Espèces endémiques
De Wikivalais.
Les botanistes qualifient d’endémiques des espèces localisées, qui ne poussent que dans une aire géographique restreinte. Ainsi, la flore des Alpes compte 7 à 8 % d’endémiques, soit environ 350 espèces que l’on ne trouve pas ailleurs. Le nombre d’endémiques propres à un secteur de la chaîne est beaucoup plus faible dans nos Alpes centrales (6 espèces pour la zone pennine) que dans les Alpes maritimes (32 espèces), insubriques (26 espèces) ou sud-orientales (24 espèces), où se trouvaient des massifs-refuges plus étendus et au climat moins rude pendant les glaciations. La plupart des endémiques appartiennent à des genres riche en espèces d’altitude: saxifrages, primevères, gentianes, campanules… Certaines poussent cependant en dessous de l’étage alpin.

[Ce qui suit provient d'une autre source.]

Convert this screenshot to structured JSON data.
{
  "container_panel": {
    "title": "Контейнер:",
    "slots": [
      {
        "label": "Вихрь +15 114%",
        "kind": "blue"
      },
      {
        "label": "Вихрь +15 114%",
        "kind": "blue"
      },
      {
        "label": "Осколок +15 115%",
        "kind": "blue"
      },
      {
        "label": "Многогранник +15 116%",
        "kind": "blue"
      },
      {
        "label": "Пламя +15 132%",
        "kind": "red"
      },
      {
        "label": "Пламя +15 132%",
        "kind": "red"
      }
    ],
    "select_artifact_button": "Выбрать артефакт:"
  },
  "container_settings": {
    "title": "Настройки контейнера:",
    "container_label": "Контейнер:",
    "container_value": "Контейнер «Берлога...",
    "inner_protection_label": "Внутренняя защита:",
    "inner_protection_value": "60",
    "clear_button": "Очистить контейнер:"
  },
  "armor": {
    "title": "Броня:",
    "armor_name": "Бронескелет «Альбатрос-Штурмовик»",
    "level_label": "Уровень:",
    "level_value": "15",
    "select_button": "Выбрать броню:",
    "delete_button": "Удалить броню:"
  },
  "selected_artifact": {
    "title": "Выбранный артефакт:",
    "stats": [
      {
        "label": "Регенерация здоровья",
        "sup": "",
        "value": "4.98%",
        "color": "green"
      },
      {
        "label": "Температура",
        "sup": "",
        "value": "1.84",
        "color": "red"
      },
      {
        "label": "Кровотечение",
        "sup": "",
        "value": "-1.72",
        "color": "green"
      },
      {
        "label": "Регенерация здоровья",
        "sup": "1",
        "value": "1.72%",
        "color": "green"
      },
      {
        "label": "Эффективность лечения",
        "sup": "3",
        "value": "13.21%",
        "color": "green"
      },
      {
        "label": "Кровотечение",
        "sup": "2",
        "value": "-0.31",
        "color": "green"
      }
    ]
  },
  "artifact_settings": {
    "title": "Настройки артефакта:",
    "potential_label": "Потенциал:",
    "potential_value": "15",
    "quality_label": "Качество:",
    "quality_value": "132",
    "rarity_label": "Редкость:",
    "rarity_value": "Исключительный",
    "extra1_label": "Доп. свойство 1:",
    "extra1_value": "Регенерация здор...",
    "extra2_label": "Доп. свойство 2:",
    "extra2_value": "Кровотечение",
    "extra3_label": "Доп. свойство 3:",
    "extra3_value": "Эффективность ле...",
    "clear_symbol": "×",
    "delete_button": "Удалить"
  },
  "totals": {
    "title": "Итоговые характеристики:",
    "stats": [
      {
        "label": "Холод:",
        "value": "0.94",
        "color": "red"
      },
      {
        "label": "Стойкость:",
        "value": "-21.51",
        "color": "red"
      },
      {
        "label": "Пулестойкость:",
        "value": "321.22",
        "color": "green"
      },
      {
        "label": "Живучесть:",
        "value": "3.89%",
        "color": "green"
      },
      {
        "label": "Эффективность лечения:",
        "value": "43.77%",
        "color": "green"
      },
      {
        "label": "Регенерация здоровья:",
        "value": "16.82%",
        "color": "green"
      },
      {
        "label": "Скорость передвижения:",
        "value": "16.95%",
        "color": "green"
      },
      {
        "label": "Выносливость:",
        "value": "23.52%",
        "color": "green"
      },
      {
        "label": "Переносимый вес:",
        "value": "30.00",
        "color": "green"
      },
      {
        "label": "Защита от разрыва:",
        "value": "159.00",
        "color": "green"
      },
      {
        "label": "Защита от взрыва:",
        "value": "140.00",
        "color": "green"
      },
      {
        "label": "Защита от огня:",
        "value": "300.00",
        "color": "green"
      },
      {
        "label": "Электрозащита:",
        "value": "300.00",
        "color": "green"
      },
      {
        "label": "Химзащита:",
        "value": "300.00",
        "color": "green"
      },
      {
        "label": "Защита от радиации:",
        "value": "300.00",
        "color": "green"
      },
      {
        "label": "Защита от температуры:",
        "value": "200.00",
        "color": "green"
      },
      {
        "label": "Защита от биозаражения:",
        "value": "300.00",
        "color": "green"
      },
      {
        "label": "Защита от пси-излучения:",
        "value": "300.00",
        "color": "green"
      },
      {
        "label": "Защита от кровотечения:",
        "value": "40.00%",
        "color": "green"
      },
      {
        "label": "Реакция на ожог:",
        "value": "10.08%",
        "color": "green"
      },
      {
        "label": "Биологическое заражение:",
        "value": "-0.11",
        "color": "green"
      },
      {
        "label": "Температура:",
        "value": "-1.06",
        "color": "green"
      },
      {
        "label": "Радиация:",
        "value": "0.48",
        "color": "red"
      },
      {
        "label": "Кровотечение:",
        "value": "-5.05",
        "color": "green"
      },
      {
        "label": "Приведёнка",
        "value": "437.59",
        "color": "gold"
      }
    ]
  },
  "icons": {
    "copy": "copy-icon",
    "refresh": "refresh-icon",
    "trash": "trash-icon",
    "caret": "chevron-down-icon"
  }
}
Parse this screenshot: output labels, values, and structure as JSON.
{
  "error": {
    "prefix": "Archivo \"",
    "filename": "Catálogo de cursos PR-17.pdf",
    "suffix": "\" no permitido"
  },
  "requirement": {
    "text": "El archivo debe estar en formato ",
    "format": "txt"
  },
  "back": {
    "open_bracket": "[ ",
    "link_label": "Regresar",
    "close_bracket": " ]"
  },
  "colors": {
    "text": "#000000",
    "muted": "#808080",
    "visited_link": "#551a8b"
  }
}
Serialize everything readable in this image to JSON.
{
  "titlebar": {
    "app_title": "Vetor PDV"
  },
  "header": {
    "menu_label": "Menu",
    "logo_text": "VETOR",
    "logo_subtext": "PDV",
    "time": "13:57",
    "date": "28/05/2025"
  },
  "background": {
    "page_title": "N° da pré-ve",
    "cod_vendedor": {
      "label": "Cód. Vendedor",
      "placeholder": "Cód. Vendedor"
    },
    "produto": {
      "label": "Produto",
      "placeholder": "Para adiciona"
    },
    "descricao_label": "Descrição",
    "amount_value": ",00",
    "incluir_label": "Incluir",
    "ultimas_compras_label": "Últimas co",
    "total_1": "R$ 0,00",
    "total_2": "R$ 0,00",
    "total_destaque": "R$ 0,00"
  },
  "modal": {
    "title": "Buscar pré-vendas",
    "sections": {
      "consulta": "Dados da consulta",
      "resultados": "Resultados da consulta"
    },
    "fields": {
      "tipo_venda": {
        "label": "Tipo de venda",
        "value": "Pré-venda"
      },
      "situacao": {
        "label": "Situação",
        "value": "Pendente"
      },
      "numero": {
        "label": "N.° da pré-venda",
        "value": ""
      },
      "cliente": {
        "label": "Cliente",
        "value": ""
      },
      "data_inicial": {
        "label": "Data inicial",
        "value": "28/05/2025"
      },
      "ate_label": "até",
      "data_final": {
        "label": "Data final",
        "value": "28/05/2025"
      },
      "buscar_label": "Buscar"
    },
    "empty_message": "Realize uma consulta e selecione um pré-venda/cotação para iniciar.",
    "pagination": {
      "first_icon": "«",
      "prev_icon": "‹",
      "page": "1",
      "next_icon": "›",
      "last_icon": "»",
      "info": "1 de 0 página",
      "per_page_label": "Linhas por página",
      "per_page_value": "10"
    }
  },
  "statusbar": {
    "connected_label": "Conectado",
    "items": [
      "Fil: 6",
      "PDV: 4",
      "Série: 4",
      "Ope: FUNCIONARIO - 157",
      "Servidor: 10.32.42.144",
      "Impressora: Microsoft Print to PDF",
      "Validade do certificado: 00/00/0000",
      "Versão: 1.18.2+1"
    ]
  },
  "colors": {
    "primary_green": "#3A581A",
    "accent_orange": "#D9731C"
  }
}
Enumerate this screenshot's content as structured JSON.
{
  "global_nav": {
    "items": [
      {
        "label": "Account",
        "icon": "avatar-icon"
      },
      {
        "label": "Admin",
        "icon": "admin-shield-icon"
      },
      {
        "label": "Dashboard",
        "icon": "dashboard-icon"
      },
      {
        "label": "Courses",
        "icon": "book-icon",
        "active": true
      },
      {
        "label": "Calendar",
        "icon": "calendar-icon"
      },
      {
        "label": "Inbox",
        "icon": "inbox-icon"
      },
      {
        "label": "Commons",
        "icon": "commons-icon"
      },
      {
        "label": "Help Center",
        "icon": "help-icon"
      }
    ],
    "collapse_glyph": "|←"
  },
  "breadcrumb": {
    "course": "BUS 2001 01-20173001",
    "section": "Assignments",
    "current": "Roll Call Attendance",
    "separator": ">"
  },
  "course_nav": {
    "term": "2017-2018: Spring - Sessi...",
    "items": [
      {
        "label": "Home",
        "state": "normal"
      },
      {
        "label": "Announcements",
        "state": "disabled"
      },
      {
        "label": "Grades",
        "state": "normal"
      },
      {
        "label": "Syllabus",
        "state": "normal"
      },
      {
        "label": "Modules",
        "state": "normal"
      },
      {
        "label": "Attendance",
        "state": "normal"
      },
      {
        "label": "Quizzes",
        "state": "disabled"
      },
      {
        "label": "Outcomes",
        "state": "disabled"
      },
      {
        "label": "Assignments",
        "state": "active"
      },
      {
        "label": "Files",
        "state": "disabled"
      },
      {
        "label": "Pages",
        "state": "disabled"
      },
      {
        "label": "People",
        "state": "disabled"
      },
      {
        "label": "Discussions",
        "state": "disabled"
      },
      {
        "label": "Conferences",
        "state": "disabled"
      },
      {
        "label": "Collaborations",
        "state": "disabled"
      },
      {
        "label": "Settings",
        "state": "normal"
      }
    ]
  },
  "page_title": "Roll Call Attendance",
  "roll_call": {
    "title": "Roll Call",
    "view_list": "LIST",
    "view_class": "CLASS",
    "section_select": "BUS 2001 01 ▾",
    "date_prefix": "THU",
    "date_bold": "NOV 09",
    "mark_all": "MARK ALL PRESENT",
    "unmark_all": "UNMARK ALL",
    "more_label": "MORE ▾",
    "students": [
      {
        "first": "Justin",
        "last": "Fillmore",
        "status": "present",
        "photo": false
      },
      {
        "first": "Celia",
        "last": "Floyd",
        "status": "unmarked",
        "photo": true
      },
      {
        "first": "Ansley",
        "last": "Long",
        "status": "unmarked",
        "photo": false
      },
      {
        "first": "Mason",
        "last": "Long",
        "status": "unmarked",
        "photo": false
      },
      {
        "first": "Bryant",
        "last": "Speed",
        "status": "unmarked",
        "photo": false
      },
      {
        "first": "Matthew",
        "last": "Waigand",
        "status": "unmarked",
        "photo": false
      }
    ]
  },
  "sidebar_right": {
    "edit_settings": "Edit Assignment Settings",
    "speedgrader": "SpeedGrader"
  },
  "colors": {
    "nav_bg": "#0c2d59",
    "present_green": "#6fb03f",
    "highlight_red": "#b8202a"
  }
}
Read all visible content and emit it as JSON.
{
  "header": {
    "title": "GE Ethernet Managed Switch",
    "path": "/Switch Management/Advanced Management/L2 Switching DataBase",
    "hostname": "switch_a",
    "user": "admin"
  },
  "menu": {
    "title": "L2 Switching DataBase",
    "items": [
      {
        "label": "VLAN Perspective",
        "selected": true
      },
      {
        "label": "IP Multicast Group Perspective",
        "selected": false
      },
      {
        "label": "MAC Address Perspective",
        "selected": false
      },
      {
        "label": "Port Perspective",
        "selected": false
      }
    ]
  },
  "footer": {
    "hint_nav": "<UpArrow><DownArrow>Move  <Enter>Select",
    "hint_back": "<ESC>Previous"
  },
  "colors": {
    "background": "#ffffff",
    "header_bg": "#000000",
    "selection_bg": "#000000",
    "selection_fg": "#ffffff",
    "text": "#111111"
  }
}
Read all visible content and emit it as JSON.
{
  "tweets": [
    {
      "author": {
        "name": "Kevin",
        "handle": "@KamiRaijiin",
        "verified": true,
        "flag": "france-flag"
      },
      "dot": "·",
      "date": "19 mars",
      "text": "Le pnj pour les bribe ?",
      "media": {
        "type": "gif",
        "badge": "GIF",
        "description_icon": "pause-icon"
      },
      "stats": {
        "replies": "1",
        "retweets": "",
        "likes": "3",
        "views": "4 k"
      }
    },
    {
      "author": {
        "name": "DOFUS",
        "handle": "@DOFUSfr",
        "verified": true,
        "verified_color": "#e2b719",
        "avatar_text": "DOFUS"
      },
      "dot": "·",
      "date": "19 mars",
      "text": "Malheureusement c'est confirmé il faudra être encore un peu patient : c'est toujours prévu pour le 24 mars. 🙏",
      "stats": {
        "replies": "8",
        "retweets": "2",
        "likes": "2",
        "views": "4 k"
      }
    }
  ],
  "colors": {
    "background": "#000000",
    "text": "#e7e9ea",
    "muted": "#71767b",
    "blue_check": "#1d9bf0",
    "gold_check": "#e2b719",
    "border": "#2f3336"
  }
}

L’exemple le plus fameux d’endémique purement valaisanne est celui du genépi des neiges, petit genépi verdâtre qui ne croît que sur un seul sommet au-dessus de Zermatt. Pour d’autres espèces comme la campanule incisée, l’euphraise de Christ ou la gentiane rameuse, l’aire de répartition dépasse les limites du canton en direction du versant sud de la chaîne pennine et du Tessin. La campanule incisée se limite à la zone comprise entre les Mischabel à l’ouest, le massif de l’Aar au nord, les Alpes tessinoises à l’est et le Mont-Rose au sud. Moins fréquente sur le terrain, l’euphraise de Christ occupe approximativement le même territoire. Quant à la gentiane rameuse, plante annuelle à floraison tardive, elle s’étend dans le Haut-Valais et dans le massif du Gothard jusqu’aux Grisons.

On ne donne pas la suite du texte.